If I peek at one of the paper-button elements in the Chrome inspector, I find that my border style is being overridden:



But what is that double-colon content thingy? I have no idea how that applies to my paper-button elements, let alone is more specific (in a CSS selector sense) than my /deep/ paper-button selector. Furthermore, I am hindered by the odd lack of file and line number for this selector. How can I understand and work around the darn thing if I cannot even find it?

To the ack machine Robin!

Amazingly, that actually finds something:
$ ack -l ::content                                                  
bower_components/platform/platform.js
bower_components/platform/platform.js.map
bower_components/paper-dialog/paper-dialog.css
bower_components/core-style/elements.html
bower_components/core-component-page/core-component-page.html
Only one of those is a CSS file and just so happens to be the element (paper-dialog) that is wrapping my misbehaving paper-buttons. Taking a look at the offending CSS, I find:
polymer-next-selector { content: ':host > *'; }
::content > * {
  font: inherit;
  border: 0;
}
That is exactly the definition of the culprit that I found in the DOM inspector. A quick review of the other matching files reveals that none of them have the same style definition. So the question becomes… what the heck is a polymer-next-selector? More importantly, how do I override it?

The answer to the first question seems to be that polymer-next-selector is also known as polyfill-next-selector. It seems to be a way to apply styles in the polyfills, but which work natively with the shadow DOM if present. Only, the precedence on these things is crazy high.

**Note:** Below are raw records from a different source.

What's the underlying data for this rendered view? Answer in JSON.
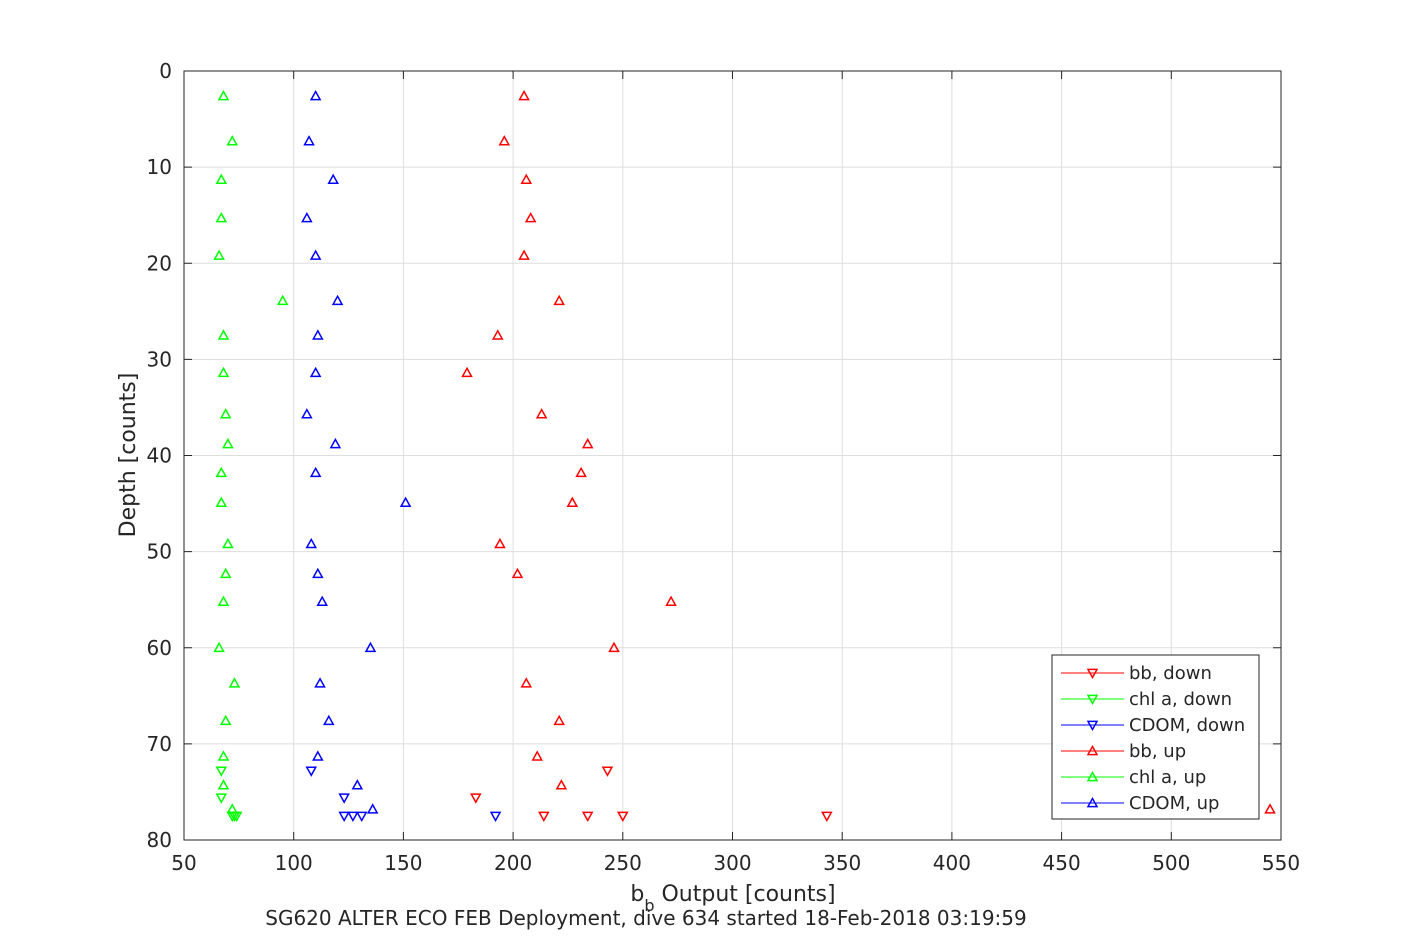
{
  "chart_data": {
    "type": "scatter",
    "xlabel_main": "b",
    "xlabel_sub": "b",
    "xlabel_rest": " Output [counts]",
    "ylabel": "Depth [counts]",
    "caption": "SG620 ALTER ECO FEB Deployment, dive 634 started 18-Feb-2018 03:19:59",
    "xlim": [
      50,
      550
    ],
    "ylim": [
      0,
      80
    ],
    "y_reversed": true,
    "grid": true,
    "legend_placement": "bottom-right",
    "x_ticks": [
      "50",
      "100",
      "150",
      "200",
      "250",
      "300",
      "350",
      "400",
      "450",
      "500",
      "550"
    ],
    "y_ticks": [
      "0",
      "10",
      "20",
      "30",
      "40",
      "50",
      "60",
      "70",
      "80"
    ],
    "series": [
      {
        "name": "bb, down",
        "color": "#ff0000",
        "marker": "triangle-down",
        "x": [
          243,
          183,
          214,
          234,
          250,
          343
        ],
        "y": [
          72.8,
          75.6,
          77.5,
          77.5,
          77.5,
          77.5
        ]
      },
      {
        "name": "chl a, down",
        "color": "#00ff00",
        "marker": "triangle-down",
        "x": [
          67,
          67,
          72,
          73,
          74
        ],
        "y": [
          72.8,
          75.6,
          77.5,
          77.5,
          77.5
        ]
      },
      {
        "name": "CDOM, down",
        "color": "#0000ff",
        "marker": "triangle-down",
        "x": [
          108,
          123,
          123,
          127,
          131,
          192
        ],
        "y": [
          72.8,
          75.6,
          77.5,
          77.5,
          77.5,
          77.5
        ]
      },
      {
        "name": "bb, up",
        "color": "#ff0000",
        "marker": "triangle-up",
        "x": [
          205,
          196,
          206,
          208,
          205,
          221,
          193,
          179,
          213,
          234,
          231,
          227,
          194,
          202,
          272,
          246,
          206,
          221,
          211,
          222,
          545
        ],
        "y": [
          2.6,
          7.3,
          11.3,
          15.3,
          19.2,
          23.9,
          27.5,
          31.4,
          35.7,
          38.8,
          41.8,
          44.9,
          49.2,
          52.3,
          55.2,
          60.0,
          63.7,
          67.6,
          71.3,
          74.3,
          76.8
        ]
      },
      {
        "name": "chl a, up",
        "color": "#00ff00",
        "marker": "triangle-up",
        "x": [
          68,
          72,
          67,
          67,
          66,
          95,
          68,
          68,
          69,
          70,
          67,
          67,
          70,
          69,
          68,
          66,
          73,
          69,
          68,
          68,
          72
        ],
        "y": [
          2.6,
          7.3,
          11.3,
          15.3,
          19.2,
          23.9,
          27.5,
          31.4,
          35.7,
          38.8,
          41.8,
          44.9,
          49.2,
          52.3,
          55.2,
          60.0,
          63.7,
          67.6,
          71.3,
          74.3,
          76.8
        ]
      },
      {
        "name": "CDOM, up",
        "color": "#0000ff",
        "marker": "triangle-up",
        "x": [
          110,
          107,
          118,
          106,
          110,
          120,
          111,
          110,
          106,
          119,
          110,
          151,
          108,
          111,
          113,
          135,
          112,
          116,
          111,
          129,
          136
        ],
        "y": [
          2.6,
          7.3,
          11.3,
          15.3,
          19.2,
          23.9,
          27.5,
          31.4,
          35.7,
          38.8,
          41.8,
          44.9,
          49.2,
          52.3,
          55.2,
          60.0,
          63.7,
          67.6,
          71.3,
          74.3,
          76.8
        ]
      }
    ]
  }
}
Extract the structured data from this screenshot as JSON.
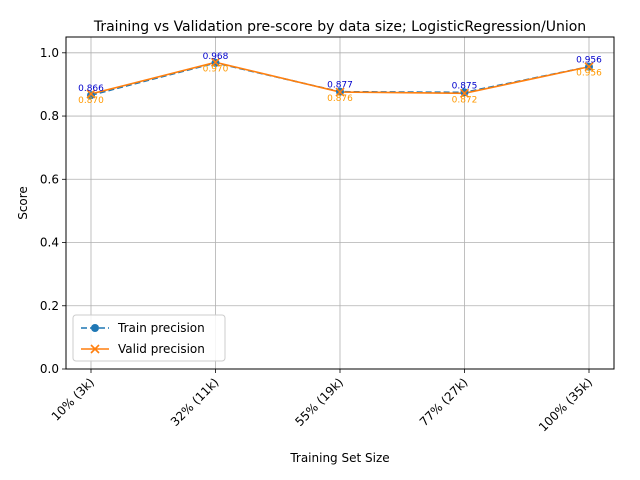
{
  "chart_data": {
    "type": "line",
    "title": "Training vs Validation pre-score by data size; LogisticRegression/Union",
    "xlabel": "Training Set Size",
    "ylabel": "Score",
    "categories": [
      "10% (3k)",
      "32% (11k)",
      "55% (19k)",
      "77% (27k)",
      "100% (35k)"
    ],
    "ylim": [
      0,
      1.05
    ],
    "yticks": [
      "0.0",
      "0.2",
      "0.4",
      "0.6",
      "0.8",
      "1.0"
    ],
    "grid": true,
    "legend_position": "lower-left",
    "series": [
      {
        "name": "Train precision",
        "values": [
          0.866,
          0.968,
          0.877,
          0.875,
          0.956
        ],
        "labels": [
          "0.866",
          "0.968",
          "0.877",
          "0.875",
          "0.956"
        ],
        "color": "#1f77b4",
        "label_color": "#0000cc",
        "line_style": "dashed",
        "marker": "circle"
      },
      {
        "name": "Valid precision",
        "values": [
          0.87,
          0.97,
          0.876,
          0.872,
          0.956
        ],
        "labels": [
          "0.870",
          "0.970",
          "0.876",
          "0.872",
          "0.956"
        ],
        "color": "#ff7f0e",
        "label_color": "#ff9900",
        "line_style": "solid",
        "marker": "x"
      }
    ]
  }
}
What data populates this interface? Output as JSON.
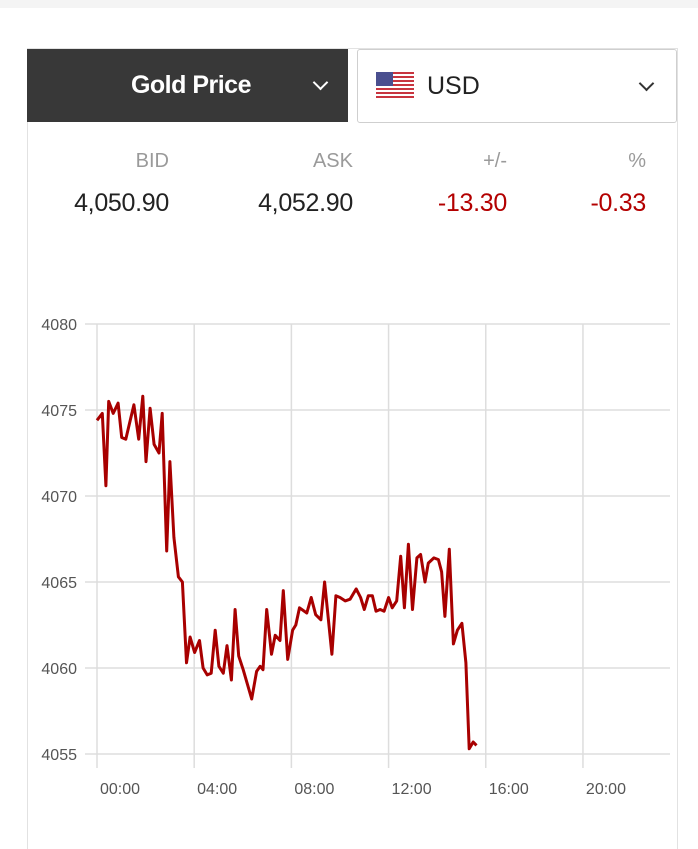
{
  "selector": {
    "metal": "Gold Price",
    "currency": "USD",
    "currency_flag": "us-flag-icon"
  },
  "quote": {
    "headers": {
      "bid": "BID",
      "ask": "ASK",
      "change": "+/-",
      "percent": "%"
    },
    "values": {
      "bid": "4,050.90",
      "ask": "4,052.90",
      "change": "-13.30",
      "percent": "-0.33"
    }
  },
  "colors": {
    "header_bg": "#383838",
    "negative": "#b30000",
    "line": "#a80000",
    "grid": "#dddddd"
  },
  "chart_data": {
    "type": "line",
    "title": "",
    "xlabel": "",
    "ylabel": "",
    "xlim": [
      "00:00",
      "23:30"
    ],
    "ylim": [
      4055,
      4080
    ],
    "grid": true,
    "x_ticks": [
      "00:00",
      "04:00",
      "08:00",
      "12:00",
      "16:00",
      "20:00"
    ],
    "y_ticks": [
      4055,
      4060,
      4065,
      4070,
      4075,
      4080
    ],
    "series": [
      {
        "color": "#a80000",
        "x": [
          "00:00",
          "00:13",
          "00:22",
          "00:29",
          "00:40",
          "00:52",
          "01:01",
          "01:11",
          "01:31",
          "01:43",
          "01:53",
          "02:01",
          "02:11",
          "02:21",
          "02:33",
          "02:41",
          "02:52",
          "03:00",
          "03:10",
          "03:21",
          "03:31",
          "03:41",
          "03:50",
          "04:01",
          "04:13",
          "04:22",
          "04:32",
          "04:42",
          "04:52",
          "05:01",
          "05:12",
          "05:21",
          "05:32",
          "05:41",
          "05:50",
          "06:01",
          "06:22",
          "06:34",
          "06:43",
          "06:50",
          "06:59",
          "07:11",
          "07:20",
          "07:32",
          "07:40",
          "07:51",
          "08:03",
          "08:11",
          "08:20",
          "08:38",
          "08:49",
          "09:00",
          "09:13",
          "09:22",
          "09:40",
          "09:50",
          "10:00",
          "10:13",
          "10:25",
          "10:40",
          "10:51",
          "11:00",
          "11:10",
          "11:20",
          "11:29",
          "11:39",
          "11:49",
          "12:00",
          "12:09",
          "12:20",
          "12:30",
          "12:39",
          "12:49",
          "12:59",
          "13:10",
          "13:19",
          "13:30",
          "13:38",
          "13:52",
          "14:03",
          "14:11",
          "14:19",
          "14:30",
          "14:40",
          "14:50",
          "15:01",
          "15:11",
          "15:19",
          "15:29",
          "15:37"
        ],
        "y": [
          4074.4,
          4074.8,
          4070.6,
          4075.5,
          4074.8,
          4075.4,
          4073.4,
          4073.3,
          4075.3,
          4073.3,
          4075.8,
          4072.0,
          4075.1,
          4073.0,
          4072.5,
          4074.8,
          4066.8,
          4072.0,
          4067.6,
          4065.3,
          4065.0,
          4060.3,
          4061.8,
          4060.9,
          4061.6,
          4060.0,
          4059.6,
          4059.7,
          4062.2,
          4060.1,
          4059.7,
          4061.3,
          4059.3,
          4063.4,
          4060.7,
          4059.9,
          4058.2,
          4059.8,
          4060.1,
          4059.9,
          4063.4,
          4060.8,
          4061.9,
          4061.6,
          4064.5,
          4060.5,
          4062.2,
          4062.5,
          4063.5,
          4063.2,
          4064.1,
          4063.1,
          4062.8,
          4065.0,
          4060.8,
          4064.2,
          4064.1,
          4063.9,
          4064.0,
          4064.6,
          4064.1,
          4063.4,
          4064.2,
          4064.2,
          4063.3,
          4063.4,
          4063.3,
          4064.1,
          4063.5,
          4063.9,
          4066.5,
          4063.5,
          4067.2,
          4063.4,
          4066.4,
          4066.6,
          4065.0,
          4066.1,
          4066.4,
          4066.3,
          4065.6,
          4063.0,
          4066.9,
          4061.4,
          4062.2,
          4062.6,
          4060.3,
          4055.3,
          4055.7,
          4055.5
        ]
      }
    ]
  }
}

Try as I might, I cannot target the distributed nodes of the paper-dialog from my custom element that tries to use paper-dialog. I am surprised that targeting the distributed nodes of paper-dialog has no effect:
<polymer-element name="lorem-dialog">
  <template>
    <!-- ... -->
    <style>
      :host /deep/ paper-button {
        color: orange;
        border: 5px solid green;
        padding: 2px 5px;
      }

      paper-dialog::content > * {
        border: 5px dashed blue;
      }
    </style>
  </template>
  <script>
    Polymer('lorem-dialog', {/* ... */});
  </script>
</polymer-element>
In the end, I give up trying to work with ::content and simply add an !important to the border style:
<polymer-element name="lorem-dialog">
  <template>
    <!-- ... -->
    <style>
      :host /deep/ paper-button {
        color: orange;
        border: 5px solid green !important;
        padding: 2px 5px;
      }
    </style>
  </template>
  <script>
    Polymer('lorem-dialog', {/* ... */});
  </script>
</polymer-element>
That does the trick:



But it feels like a cheat.

I cannot figure out why the ::content distributed node selector has such high precedence or why my attempts to influence it failed. I am probably overlooking some selector combinator that would allow me to target paper-button distributed into paper-dialog, but I wish it were easier to find that combinator. And if there is no easier way to do this, then why is paper-dialog using such a high precedence selector to ensure that none of its nodes have borders?

I have a solution, but I have more questions than answers to go along with that solution. Which makes this feel like a cheat.